A bright and very breezy morning found me at Knott End but very little to report except for my first of the autumn adult Sandwich Terns, three of them sharing the beach with dozens of Black-headed Gulls. No real wader count either as I think they had all been pushed off the beach by morning walkers out for the sunshine. Instead I hit the road north to Cockerham.
Sandwich Tern
Following DNA studies the Sandwich Tern’s scientific name recently changed from Sterna sandvicensis to Thalasseus sandvicensis. The “Sandwich” in the name refers not to any food offered to it by bird watchers or photographers as per other more exotic gulls or terns, but to the place Sandwich in Kent, England. It was here that the bird was originally found and described in in 1787 by ornithologist John Latham.

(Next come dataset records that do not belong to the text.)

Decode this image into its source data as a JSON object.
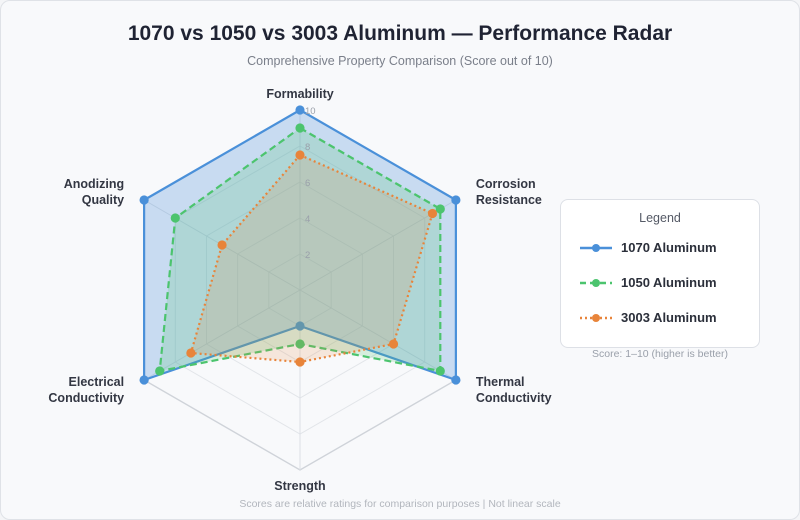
{
  "title": "1070 vs 1050 vs 3003 Aluminum — Performance Radar",
  "subtitle": "Comprehensive Property Comparison (Score out of 10)",
  "legend": {
    "title": "Legend",
    "score_note": "Score: 1–10 (higher is better)"
  },
  "footnote": "Scores are relative ratings for comparison purposes | Not linear scale",
  "chart_data": {
    "type": "radar",
    "axes": [
      [
        "Formability"
      ],
      [
        "Corrosion",
        "Resistance"
      ],
      [
        "Thermal",
        "Conductivity"
      ],
      [
        "Strength"
      ],
      [
        "Electrical",
        "Conductivity"
      ],
      [
        "Anodizing",
        "Quality"
      ]
    ],
    "range": [
      0,
      10
    ],
    "ticks": [
      "2",
      "4",
      "6",
      "8",
      "10"
    ],
    "tick_values": [
      2,
      4,
      6,
      8,
      10
    ],
    "series": [
      {
        "name": "1070 Aluminum",
        "values": [
          10,
          10,
          10,
          2,
          10,
          10
        ],
        "color": "#4a90d9",
        "style": "solid"
      },
      {
        "name": "1050 Aluminum",
        "values": [
          9,
          9,
          9,
          3,
          9,
          8
        ],
        "color": "#4cc46e",
        "style": "dashed"
      },
      {
        "name": "3003 Aluminum",
        "values": [
          7.5,
          8.5,
          6,
          4,
          7,
          5
        ],
        "color": "#e8843a",
        "style": "dotted"
      }
    ]
  }
}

A look at Conder Green found the 2 Spotted Redshank, a better description now being “unspotted” as the adults go through the moult process of changing from their summery black appearance to a more uniform grey. Other waders here, 2 Common Sandpiper, 2 Curlew, 33 Redshank. There were lots of Swifts about this morning, with a count of 40+ above Conder and Cockerham village. Two roadside Kestrels highlighted the journey back south.
Kestrel
A farm visit in Cockerham found lots of passerines including another juvenile Wheatear, about a mile from yesterday’s bird but this one unringed but so highly mobile it was uncatchable. These birds made me rethink whether Wheatears do breed very locally as suspected many years ago, a mission I never followed up because of so many competing birding tasks in June and July. For pictures of yesterday’s Wheatear in the hand, see here.
Wheatear
Others at Braides: 18 Linnet, 12 Goldfinch, 6 Meadow Pipit, 8 Skylark, 2 Reed Bunting, 5 Pied Wagtail and 10/12 Swallows – more Swifts than Swallows today. What a strange year it’s been.